The advantages of shifting as many government functions as possible from the lifetime civil service to entrepreneurial and/or community based entities goes farther than the potential for cost savings and quality enhancement. It is also about shifting the center of gravity of American culture and society further toward entrepreneurial and creative values and institutions.
Blue model society fails dismally at one of the key responsibilities of a healthy democratic society. Democratic societies must be educational societies; the experience of living in such societies must teach each new generation the virtues, habits and concepts that allow them to make the decisions that preserve democracy over the long haul. To make decisions as citizens, members of a democratic society must learn some hard truths about the way the world works from their personal lives and careers. That is what the leaders and teachers in charter schools do — much more than most of those who work in traditional public schools.
A charter school isn’t just, potentially, a school that offers more bang for the buck because it is more flexibly managed and is closer to the community it seeks to serve. It is also an academy for politics. The teachers and managers of such enterprises will understand how the world works better than tenured bureaucrats. They have taken risks and borne the consequences; they have acquired the habits of mind that make them effective citizens in a 5.0 world. They will be natural community leaders — the skills needed to organize a charter school, motivate its staff, serve its public while balancing its budget are skills our political class could use more of. They will also be better placed to start new businesses.
I wrote in an earlier post of the danger that the Black middle class will suffer from the blue model meltdown now well under way. The communitization of government can help that middle class adjust to and even prosper from the change. The development of a mix of profit and non-profit community based firms that replace government bureaucracy as frontline service providers will enable Blacks (and others similarly situated) to shift from 2oth to 21st century ideas and values. To use a New York analogy, they will be like tenants whose buildings go co-op; they have the chance to become equity owners rather than renters while learning how to build self-managing communities that take control over their own lives.

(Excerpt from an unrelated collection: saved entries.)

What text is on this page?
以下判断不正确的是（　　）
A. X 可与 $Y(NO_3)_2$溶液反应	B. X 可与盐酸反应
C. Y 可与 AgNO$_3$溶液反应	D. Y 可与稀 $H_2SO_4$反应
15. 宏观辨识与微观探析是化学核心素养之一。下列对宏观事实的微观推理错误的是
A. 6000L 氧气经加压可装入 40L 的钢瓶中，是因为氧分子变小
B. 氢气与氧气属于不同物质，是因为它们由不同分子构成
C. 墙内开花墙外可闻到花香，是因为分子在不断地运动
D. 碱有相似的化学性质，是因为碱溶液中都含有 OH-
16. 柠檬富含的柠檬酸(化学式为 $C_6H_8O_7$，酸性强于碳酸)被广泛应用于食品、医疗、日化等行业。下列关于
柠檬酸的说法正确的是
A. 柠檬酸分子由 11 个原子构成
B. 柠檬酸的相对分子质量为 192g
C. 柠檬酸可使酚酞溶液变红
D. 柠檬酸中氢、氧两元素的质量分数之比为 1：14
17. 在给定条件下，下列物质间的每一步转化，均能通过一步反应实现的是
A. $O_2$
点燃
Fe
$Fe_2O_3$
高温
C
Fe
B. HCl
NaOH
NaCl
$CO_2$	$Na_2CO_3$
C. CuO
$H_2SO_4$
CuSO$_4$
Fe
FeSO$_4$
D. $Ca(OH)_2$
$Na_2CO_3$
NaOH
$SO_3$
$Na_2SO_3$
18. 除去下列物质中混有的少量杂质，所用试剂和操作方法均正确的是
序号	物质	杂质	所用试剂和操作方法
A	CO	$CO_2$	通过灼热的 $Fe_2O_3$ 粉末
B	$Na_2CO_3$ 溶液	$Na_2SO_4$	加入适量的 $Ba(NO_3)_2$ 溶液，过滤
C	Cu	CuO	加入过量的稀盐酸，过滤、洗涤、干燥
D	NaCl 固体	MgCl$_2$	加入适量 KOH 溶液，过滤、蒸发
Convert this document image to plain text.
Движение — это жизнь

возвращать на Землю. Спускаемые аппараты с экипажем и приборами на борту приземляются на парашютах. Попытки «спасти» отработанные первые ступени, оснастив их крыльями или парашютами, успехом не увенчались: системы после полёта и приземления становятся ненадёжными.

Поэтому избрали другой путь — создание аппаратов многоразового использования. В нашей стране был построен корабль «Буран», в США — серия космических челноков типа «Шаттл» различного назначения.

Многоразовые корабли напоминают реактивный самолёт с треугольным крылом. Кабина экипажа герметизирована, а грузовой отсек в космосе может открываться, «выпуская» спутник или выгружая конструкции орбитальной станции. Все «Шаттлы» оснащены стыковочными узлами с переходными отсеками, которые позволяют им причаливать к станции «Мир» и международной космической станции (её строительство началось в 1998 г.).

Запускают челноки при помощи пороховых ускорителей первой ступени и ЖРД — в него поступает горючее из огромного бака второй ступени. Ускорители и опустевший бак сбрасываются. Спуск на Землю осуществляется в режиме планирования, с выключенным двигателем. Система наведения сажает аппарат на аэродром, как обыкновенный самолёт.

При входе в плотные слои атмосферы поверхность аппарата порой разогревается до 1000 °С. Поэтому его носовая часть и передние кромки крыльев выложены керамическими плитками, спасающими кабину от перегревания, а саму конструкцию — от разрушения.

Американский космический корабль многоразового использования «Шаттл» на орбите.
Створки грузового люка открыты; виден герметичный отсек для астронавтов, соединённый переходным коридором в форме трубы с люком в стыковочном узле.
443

The fight for charter schools — to have more of them, to make them work better, and to give more children (and teachers and principals) the chance to participate in them — is one of the most important fronts in the struggle to build an America that can thrive in the 21st century. School choice, including both charter schools and vouchers to give children from low income families more choices, is something that 5.0 liberals need to promote. School choice will make our society more flexible and entrepreneurial — and the biggest immediate beneficiaries will be the poor and those who seek to serve and teach them in creative new ways.